From this screen we isolated an allele of
mrp-1 (multidrug resistance protein family), a member of a large family of ABC transporters.
mrp-1 is the C. elegans ortholog of the human sulfonylurea receptor SUR1, which attenuates ATP-dependent inward-rectifying potassium currents in pancreatic beta cells, thus stimulating insulin secretion. The SUR1/KIR6.x complex is sensitive to changing ATP/ADP levels and is thought to be an important component in glucose homeostasis in many cell types, including
neurons.
daf-2 encodes a C. elegans insulin-like receptor. Like
mrp-1 mutants,
daf-2(
e1370) mutants display a constitutive enhanced slowing response in a
mod-5(
n3314) background, consistent with the hypothesis that both mutants perceive a constitutively food-deprived state. We propose that, analogous to the function of SUR1 in humans,
mrp-1 may act as a metabolic sensor in the insulin signaling pathway in C. elegans.

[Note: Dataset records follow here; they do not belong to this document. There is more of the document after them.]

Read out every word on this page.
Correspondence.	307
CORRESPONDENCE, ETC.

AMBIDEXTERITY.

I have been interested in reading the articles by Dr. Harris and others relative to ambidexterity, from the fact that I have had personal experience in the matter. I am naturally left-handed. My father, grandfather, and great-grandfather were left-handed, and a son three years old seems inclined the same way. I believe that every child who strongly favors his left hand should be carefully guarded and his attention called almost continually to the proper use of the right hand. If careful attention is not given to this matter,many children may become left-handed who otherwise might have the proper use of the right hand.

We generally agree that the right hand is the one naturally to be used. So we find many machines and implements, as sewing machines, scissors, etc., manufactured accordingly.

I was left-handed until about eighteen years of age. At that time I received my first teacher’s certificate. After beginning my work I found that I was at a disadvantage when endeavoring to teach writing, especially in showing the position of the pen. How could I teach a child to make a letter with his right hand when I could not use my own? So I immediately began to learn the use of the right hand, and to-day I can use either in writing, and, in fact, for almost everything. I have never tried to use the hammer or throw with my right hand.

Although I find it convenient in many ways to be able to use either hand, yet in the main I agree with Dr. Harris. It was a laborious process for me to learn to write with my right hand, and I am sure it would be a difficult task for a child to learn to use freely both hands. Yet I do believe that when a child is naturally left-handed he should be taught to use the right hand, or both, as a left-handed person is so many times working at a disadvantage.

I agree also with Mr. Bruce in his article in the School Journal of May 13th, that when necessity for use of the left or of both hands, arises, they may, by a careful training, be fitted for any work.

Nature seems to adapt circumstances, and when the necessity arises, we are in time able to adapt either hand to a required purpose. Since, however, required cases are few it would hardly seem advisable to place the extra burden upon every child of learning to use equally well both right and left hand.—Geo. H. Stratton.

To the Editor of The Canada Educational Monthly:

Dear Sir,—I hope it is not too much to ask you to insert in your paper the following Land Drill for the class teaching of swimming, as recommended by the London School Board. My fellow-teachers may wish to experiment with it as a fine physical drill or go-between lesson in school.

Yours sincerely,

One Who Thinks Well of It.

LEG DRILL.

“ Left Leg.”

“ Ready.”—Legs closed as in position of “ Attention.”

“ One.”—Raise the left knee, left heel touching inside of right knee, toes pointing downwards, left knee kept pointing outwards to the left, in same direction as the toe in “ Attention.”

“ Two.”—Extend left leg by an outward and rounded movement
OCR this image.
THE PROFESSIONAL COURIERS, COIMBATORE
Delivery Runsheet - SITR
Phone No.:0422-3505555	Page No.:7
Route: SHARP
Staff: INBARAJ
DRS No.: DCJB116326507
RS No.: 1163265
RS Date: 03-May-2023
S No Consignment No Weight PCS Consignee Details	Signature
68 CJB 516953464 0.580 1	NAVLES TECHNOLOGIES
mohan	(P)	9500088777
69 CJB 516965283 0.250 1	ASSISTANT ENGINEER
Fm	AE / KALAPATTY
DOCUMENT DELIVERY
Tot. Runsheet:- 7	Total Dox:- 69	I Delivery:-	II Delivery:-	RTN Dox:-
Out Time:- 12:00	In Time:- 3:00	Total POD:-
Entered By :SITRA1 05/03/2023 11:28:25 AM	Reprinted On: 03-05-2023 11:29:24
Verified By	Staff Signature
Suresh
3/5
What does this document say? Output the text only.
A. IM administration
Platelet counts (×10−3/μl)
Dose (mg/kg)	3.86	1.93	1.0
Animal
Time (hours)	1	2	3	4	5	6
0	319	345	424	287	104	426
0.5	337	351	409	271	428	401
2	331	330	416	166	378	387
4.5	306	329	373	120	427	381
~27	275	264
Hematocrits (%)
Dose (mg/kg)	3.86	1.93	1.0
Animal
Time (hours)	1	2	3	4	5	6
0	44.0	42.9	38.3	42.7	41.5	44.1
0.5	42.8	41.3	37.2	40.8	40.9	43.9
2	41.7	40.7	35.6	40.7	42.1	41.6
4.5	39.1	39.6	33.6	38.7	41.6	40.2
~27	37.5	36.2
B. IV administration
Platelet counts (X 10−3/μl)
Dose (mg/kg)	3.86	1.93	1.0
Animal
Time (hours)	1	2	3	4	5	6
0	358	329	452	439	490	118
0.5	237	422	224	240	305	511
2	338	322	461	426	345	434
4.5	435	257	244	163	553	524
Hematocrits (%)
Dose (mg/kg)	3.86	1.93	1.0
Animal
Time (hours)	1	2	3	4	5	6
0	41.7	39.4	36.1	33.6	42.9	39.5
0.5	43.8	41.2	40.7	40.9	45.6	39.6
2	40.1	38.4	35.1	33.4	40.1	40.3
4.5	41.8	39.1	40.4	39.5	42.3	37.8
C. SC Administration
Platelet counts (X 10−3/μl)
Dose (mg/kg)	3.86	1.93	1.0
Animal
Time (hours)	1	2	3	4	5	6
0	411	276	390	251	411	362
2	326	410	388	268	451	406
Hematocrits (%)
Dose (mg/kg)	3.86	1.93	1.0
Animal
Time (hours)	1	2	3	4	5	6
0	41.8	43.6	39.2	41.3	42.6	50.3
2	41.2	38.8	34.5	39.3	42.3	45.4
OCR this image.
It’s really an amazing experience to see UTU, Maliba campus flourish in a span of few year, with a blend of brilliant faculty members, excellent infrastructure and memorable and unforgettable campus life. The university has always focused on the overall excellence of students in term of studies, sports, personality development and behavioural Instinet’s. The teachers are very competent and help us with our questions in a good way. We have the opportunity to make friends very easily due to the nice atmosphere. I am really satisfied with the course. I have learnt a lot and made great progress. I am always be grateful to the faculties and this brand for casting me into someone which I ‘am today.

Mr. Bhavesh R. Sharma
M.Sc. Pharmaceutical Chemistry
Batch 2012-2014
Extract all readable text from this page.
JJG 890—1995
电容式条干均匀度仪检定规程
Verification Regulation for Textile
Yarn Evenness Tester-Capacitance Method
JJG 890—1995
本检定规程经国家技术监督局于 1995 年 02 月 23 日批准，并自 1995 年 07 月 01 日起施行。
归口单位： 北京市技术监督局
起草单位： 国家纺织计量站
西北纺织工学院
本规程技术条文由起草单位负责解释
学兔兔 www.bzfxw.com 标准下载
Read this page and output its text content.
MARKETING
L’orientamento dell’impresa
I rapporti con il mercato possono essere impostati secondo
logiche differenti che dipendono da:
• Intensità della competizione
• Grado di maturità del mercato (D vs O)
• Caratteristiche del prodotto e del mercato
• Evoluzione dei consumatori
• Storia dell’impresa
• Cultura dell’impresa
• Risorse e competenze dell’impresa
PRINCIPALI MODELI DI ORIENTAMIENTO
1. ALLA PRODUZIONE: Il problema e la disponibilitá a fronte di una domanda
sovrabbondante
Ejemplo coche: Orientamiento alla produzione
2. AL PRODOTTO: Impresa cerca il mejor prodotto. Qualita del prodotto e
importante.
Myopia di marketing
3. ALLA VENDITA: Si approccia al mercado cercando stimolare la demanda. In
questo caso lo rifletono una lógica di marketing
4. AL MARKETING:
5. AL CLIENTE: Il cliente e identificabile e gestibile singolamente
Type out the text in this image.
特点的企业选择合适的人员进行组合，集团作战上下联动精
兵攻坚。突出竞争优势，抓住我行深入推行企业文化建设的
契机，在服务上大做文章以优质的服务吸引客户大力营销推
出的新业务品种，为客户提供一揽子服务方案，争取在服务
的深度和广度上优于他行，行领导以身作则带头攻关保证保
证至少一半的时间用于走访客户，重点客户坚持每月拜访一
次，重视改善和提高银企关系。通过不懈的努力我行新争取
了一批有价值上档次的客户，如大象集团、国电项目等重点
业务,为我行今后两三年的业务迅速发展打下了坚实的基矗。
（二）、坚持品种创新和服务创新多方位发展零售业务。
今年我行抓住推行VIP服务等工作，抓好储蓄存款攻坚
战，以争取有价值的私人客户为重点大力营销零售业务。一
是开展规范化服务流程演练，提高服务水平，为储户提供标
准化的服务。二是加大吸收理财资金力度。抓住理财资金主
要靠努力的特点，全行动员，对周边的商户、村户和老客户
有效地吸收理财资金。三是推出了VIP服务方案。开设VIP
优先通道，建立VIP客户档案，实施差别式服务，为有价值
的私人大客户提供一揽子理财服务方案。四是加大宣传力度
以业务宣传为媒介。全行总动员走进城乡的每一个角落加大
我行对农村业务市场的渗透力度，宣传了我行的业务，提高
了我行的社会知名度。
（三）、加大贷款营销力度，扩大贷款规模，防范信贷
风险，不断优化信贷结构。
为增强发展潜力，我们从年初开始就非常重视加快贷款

Tangential to this study, we discovered that wild strain CB4856 has a greatly reduced enhanced slowing response and that this defect maps to the X chromosome. Work by DeBono et al. (Cell 94: 679-689, 1998) led us to identify
npr-1 as the gene responsible for this modulation defect.
npr-1 encodes a putative neuropeptide Y-like receptor. The mammalian neuropeptide Y receptor functions in energy homeostasis to stimulate increased food consumption in response to a deficit in
stored energy. We postulate that
npr-1 acts similarly in C. elegans and is involved signaling a food-deprived state. We are currently attempting to identify NPR-1 ligands involved in enhanced slowing
and the circuit in which
npr-1 acts in the enhanced slowing response.